For Agent Analyzer guided runs:

- Baseline mean: `$0.2468368`
- Optimized mean: `$0.1876295`
- Delta: `-$0.0592073`
- Savings percent: `0.0592073 / 0.2468368 = 23.986%`

Examples for comparable Claude Sonnet API-equivalent coding work:

| Baseline spend | Agent Analyzer savings at 23.986% |
| --- | ---: |
| `$100/week` | `$23.99/week` |
| `$500/week` | `$119.93/week` |
| `$2,000/month` | `$479.73/month` |
| `$5,000/month` | `$1,199.32/month` |
| `$10,000/month` | `$2,398.64/month` |

Tooltip/basis copy: "Based on three fresh noisy-repo benchmark pairs. Agent Analyzer reduced the published Claude Sonnet 4.6 API-rate estimate from `$0.2468368` to `$0.1876295`, a `23.986%` reduction. Scaled examples assume your future workload has a similar token mix and quality requirements."

## Product Rule

Cost claims must name both the token category and the pricing surface:

- "Reduced tool-output tokens" is an Analyzer workflow claim.
- "Reduced visible output cost" is an output-token pricing claim.
- "Reduced published API cost" requires input/cache/output/reasoning repricing.
- "Reduced Claude Code/Codex cost" requires native harness billing/credit evidence.

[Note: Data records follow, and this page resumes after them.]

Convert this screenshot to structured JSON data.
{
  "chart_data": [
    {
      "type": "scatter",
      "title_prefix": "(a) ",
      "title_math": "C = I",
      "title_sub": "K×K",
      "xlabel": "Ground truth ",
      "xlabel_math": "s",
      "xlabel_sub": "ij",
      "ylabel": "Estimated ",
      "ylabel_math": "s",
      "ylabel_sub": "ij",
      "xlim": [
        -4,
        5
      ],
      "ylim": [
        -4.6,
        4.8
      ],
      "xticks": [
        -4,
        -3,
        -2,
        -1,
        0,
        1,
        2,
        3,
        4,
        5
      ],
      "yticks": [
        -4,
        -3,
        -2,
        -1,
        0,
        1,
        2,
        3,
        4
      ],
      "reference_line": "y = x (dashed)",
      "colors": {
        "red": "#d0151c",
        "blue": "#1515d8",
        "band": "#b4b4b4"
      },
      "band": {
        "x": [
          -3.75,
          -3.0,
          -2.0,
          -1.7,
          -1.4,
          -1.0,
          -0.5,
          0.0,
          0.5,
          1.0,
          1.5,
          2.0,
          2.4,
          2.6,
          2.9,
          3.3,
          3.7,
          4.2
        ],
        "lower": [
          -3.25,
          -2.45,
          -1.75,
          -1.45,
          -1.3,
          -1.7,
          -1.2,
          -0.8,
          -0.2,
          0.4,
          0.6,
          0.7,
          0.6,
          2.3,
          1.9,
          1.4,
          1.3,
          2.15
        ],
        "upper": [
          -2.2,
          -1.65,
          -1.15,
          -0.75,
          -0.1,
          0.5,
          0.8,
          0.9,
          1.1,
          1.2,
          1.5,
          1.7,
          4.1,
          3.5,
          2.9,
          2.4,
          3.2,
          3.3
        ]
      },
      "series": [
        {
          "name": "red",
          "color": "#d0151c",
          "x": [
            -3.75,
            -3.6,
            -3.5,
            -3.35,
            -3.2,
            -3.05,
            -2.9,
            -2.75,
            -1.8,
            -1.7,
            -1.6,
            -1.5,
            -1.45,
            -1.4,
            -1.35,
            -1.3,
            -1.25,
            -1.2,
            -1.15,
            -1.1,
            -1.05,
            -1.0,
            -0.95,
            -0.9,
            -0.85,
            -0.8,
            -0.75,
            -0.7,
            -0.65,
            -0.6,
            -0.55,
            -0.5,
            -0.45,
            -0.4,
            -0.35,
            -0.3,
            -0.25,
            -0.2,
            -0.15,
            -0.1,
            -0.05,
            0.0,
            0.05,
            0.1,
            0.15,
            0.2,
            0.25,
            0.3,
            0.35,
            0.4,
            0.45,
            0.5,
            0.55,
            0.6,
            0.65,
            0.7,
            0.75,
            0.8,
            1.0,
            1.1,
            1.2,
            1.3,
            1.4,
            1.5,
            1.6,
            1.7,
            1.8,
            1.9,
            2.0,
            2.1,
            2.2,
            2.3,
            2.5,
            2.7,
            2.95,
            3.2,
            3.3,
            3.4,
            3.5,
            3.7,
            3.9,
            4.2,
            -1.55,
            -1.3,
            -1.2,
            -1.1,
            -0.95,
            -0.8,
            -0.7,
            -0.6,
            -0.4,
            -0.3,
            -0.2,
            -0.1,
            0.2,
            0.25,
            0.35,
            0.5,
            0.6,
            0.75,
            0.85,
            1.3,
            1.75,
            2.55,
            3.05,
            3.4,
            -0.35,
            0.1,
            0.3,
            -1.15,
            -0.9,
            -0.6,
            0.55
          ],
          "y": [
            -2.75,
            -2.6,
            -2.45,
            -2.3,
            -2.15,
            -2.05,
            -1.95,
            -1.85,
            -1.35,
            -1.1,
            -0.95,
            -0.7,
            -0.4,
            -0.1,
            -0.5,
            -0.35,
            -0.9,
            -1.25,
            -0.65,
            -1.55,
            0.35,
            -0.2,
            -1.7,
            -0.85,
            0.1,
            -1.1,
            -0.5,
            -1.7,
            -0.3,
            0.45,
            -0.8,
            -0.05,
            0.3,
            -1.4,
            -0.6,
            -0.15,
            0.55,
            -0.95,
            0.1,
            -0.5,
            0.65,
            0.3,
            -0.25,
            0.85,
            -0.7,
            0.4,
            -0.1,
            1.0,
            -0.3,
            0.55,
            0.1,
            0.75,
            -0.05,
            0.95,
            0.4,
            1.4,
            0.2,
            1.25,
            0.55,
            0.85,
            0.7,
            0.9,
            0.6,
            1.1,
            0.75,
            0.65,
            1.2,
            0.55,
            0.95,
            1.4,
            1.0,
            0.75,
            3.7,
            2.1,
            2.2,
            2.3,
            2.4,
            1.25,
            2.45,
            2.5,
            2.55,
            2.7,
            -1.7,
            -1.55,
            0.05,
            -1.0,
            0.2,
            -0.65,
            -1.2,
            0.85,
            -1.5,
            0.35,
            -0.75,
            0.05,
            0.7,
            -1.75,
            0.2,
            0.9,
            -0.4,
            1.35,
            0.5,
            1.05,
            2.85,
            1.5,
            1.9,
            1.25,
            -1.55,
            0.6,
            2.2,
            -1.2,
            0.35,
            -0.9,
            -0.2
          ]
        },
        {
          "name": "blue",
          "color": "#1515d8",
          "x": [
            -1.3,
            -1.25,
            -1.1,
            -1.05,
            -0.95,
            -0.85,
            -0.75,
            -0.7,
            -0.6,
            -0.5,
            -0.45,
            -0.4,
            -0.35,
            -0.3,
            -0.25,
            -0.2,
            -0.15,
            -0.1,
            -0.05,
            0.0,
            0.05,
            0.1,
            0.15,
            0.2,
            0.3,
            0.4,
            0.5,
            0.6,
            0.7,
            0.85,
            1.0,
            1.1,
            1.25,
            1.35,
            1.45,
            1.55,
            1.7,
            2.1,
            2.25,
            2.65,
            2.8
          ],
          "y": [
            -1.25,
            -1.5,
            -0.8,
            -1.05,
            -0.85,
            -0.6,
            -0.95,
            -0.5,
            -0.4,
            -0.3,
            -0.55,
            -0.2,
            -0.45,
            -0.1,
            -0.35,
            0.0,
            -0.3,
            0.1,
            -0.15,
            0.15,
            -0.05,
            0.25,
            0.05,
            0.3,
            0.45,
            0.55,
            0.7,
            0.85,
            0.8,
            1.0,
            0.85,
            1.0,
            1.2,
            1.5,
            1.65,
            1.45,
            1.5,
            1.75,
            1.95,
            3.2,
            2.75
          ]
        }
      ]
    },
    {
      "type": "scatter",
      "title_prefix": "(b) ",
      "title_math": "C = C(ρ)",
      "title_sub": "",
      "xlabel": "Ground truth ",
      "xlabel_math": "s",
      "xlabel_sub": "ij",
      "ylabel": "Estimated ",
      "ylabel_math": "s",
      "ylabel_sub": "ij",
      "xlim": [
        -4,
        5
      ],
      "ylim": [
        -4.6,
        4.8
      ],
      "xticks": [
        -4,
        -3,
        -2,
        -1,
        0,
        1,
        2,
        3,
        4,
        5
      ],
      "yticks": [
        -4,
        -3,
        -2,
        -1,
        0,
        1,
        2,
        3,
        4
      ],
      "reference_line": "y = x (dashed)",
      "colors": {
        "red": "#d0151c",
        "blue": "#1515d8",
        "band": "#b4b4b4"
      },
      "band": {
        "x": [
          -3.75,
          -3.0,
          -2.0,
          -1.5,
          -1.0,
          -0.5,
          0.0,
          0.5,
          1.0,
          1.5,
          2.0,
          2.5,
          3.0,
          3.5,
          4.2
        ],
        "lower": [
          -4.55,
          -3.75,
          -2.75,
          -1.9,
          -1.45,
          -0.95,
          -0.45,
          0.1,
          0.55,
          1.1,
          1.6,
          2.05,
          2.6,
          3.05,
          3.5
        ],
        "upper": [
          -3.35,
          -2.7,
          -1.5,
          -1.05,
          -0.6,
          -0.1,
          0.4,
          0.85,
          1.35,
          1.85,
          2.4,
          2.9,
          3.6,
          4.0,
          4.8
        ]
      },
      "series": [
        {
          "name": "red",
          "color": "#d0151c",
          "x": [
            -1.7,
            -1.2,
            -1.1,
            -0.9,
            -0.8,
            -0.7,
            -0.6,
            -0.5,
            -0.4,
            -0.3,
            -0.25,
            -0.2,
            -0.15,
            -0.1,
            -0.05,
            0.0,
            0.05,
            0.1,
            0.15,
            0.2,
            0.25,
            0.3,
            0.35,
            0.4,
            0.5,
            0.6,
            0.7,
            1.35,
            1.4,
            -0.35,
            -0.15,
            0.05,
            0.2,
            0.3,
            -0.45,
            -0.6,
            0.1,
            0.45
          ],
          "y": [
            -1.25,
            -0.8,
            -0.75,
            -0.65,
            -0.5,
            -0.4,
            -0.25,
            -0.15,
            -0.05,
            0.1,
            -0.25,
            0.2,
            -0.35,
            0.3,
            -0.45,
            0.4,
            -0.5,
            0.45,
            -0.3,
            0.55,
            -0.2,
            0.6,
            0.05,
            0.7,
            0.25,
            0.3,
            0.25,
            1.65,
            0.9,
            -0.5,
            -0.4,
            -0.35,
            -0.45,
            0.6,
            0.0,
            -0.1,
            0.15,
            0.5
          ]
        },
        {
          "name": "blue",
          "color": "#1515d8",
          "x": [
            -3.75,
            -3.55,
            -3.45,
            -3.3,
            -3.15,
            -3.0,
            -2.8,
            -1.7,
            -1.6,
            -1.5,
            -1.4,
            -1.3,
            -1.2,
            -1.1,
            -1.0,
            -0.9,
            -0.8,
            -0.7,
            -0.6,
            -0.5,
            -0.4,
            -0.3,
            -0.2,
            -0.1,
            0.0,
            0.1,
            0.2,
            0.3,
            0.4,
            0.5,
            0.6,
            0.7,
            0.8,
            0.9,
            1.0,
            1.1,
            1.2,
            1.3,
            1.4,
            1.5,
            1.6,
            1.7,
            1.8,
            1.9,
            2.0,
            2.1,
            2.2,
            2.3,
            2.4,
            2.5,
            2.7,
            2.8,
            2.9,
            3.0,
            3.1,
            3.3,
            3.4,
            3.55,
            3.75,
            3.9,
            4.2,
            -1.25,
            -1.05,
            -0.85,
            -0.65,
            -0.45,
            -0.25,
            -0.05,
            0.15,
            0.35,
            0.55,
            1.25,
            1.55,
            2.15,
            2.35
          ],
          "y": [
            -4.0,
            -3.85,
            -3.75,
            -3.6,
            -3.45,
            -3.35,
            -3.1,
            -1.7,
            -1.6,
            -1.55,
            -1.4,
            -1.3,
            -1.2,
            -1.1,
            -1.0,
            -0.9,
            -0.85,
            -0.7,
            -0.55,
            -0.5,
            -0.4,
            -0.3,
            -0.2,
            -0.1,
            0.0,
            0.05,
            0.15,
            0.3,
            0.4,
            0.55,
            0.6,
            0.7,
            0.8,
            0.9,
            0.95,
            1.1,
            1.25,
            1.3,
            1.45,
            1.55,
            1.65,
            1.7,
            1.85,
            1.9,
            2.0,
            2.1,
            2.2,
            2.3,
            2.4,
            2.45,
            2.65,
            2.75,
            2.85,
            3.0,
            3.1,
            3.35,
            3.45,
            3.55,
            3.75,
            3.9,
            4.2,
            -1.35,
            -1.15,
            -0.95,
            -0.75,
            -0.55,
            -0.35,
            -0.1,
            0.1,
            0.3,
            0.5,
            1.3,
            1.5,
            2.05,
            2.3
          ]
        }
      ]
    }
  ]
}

Do not collapse those into one generic savings claim.

For multi-session tools such as claude-rlm, do not publish root stdout usage as full cost. The analyzer can aggregate root and sub-agent logs for estimated/tool-output metrics, but Claude Code `-p` stdout only exposes the root session's native usage fields in this harness.